For a arbitrary single qubit state $|\psi\rangle$, its Bloch sphere representation $(\theta, \varphi)$ can be obtained as follow, 

$$
|\psi\rangle = \cos\frac{\theta}{2}|0\rangle + \sin\frac{\theta}{2}e^{i\varphi}|1\rangle
$$(eqn:4.1.1)

Here are eigenvalues and eigenstates of Pauli matrices. 

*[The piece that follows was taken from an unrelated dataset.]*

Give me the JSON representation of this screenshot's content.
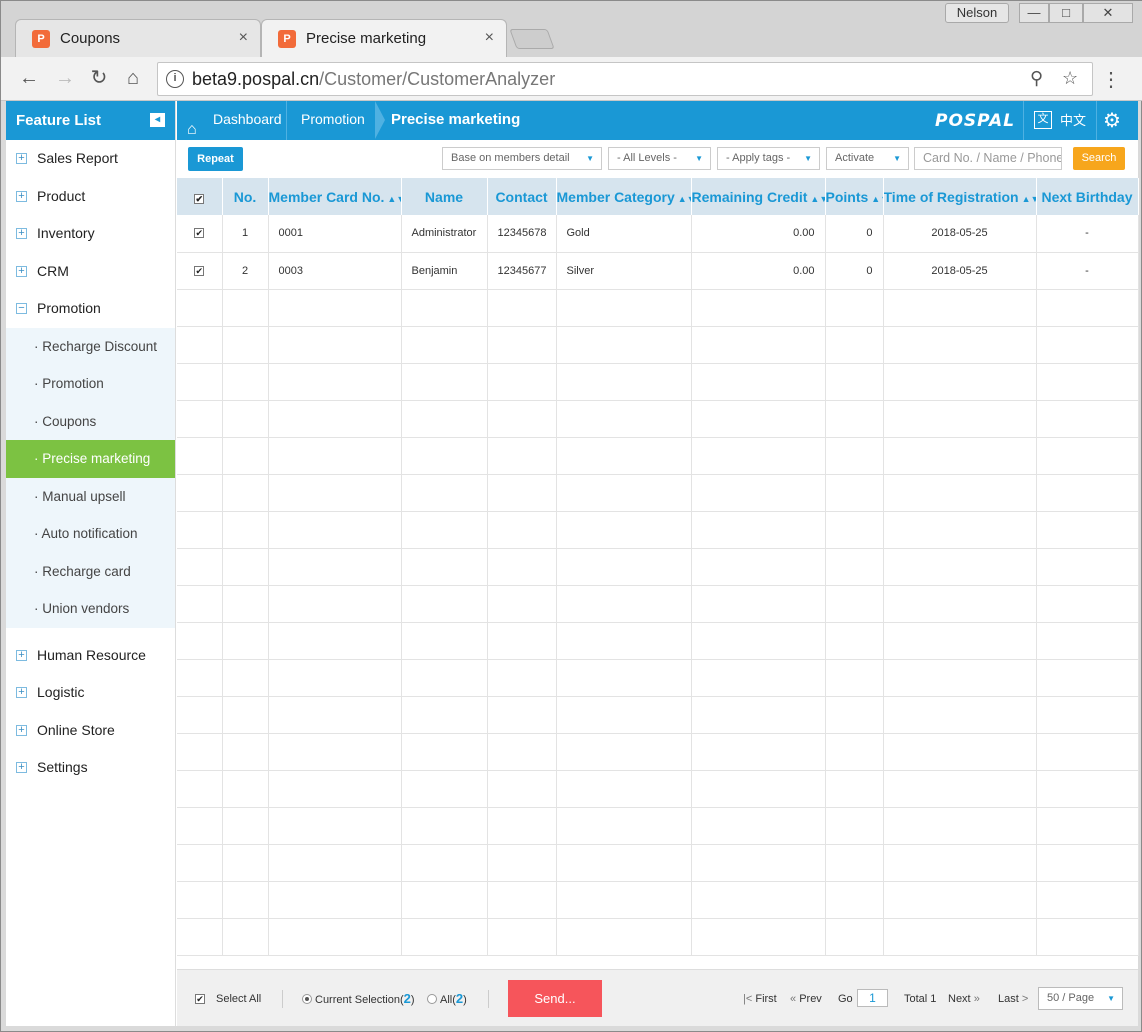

* For $X$,  the eigenvalues $\lambda_1=1$ and $\lambda_2=-1$, and  their corresponding eigenvectors are

  $$
  |v_1\rangle = \frac{1}{\sqrt{2}}\begin{pmatrix}
  1 \\ 1
  \end{pmatrix}, |v_2\rangle = \frac{1}{\sqrt{2}}\begin{pmatrix}
  1\\ -1
  \end{pmatrix}
  $$(eqn:4.1.2)

  We can obtain the Bloch coordinate of $|v_1\rangle$ and $|v_2\rangle$ via
  
  $$
  \begin{align}
  |v_1\rangle &= \frac{1}{\sqrt{2}} |0\rangle + \frac{1}{\sqrt{2}}|1\rangle \\
  &= \cos\frac{\pi/2}{2}|0\rangle + \sin\frac{\pi/2}{2}e^{i\cdot0}|1\rangle \\
  |v_2\rangle &= \frac{1}{\sqrt{2}} |0\rangle - \frac{1}{\sqrt{2}}|1\rangle \\
  &= \cos\frac{\pi/2}{2}|0\rangle + \sin\frac{\pi/2}{2}e^{i\pi}|1\rangle \\
  \end{align}
  $$(eqn:4.1.3)

  So the Bloch coordinate is $(\pi/2, 0)$ for $|v_1\rangle$ and $(\pi/2, \pi)$ for $|v_2\rangle$

* For $Y$​, the eigenvalues $\lambda_1=1$​ and $\lambda_2=-1$​, and their corresponding eigenvectors are

  $$
  |v_1\rangle =  \frac{1}{\sqrt{2}}\begin{pmatrix}
  1 \\ i
  \end{pmatrix}, |v_2\rangle =  \frac{1}{\sqrt{2}}\begin{pmatrix}
  1\\ -i
  \end{pmatrix}
  $$(eqn:4.1.4)

  We can obtain the Bloch coordinate of $|v_1\rangle$ and $|v_2\rangle$ via

  $$
  \begin{align}
  |v_1\rangle &= \frac{1}{\sqrt{2}} |0\rangle + \frac{1}{\sqrt{2}}i|1\rangle \\
  &= \cos\frac{\pi/2}{2}|0\rangle + \sin\frac{\pi/2}{2}e^{i\cdot \pi/2}|1\rangle \\
  |v_2\rangle &= \frac{1}{\sqrt{2}} |0\rangle - \frac{1}{\sqrt{2}}i|1\rangle \\
  &= \cos\frac{\pi/2}{2}|0\rangle + \sin\frac{\pi/2}{2}e^{-i\pi/2}|1\rangle \\
  \end{align}
  $$(eqn:4.1.5)

  So the Bloch coordinate is $(\pi/2, \pi/2)$ for $|v_1\rangle$ and $(\pi/2, -\pi/2)$ for $|v_2\rangle$

* For $Z$​, the eigenvalues $\lambda_1=1$​ and $\lambda_2=-1$​, and their corresponding eigenvectors are

  $$
  |v_1\rangle = \begin{pmatrix}
  1 \\ 0
  \end{pmatrix}, |v_2\rangle = \begin{pmatrix}
  0\\ 1
  \end{pmatrix}
  $$(eqn:4.1.6)

  We can obtain the Bloch coordinate of $|v_1\rangle$ and $|v_2\rangle$ via

  $$
  \begin{align}
  |v_1\rangle &= |0\rangle = \cos\frac{0}{2}|0\rangle + \sin\frac{0}{2}e^{i\cdot 0}|1\rangle \\
  |v_2\rangle &= |1\rangle = \cos\frac{\pi}{2}|0\rangle + \sin\frac{\pi}{2}e^{-i\cdot 0}|1\rangle \\
  \end{align}
  $$(eqn:4.1.7)

  So the Bloch coordinate is $(0, 0)$ for $|v_1\rangle$ and $(\pi, 0)$ for $|v_2\rangle$.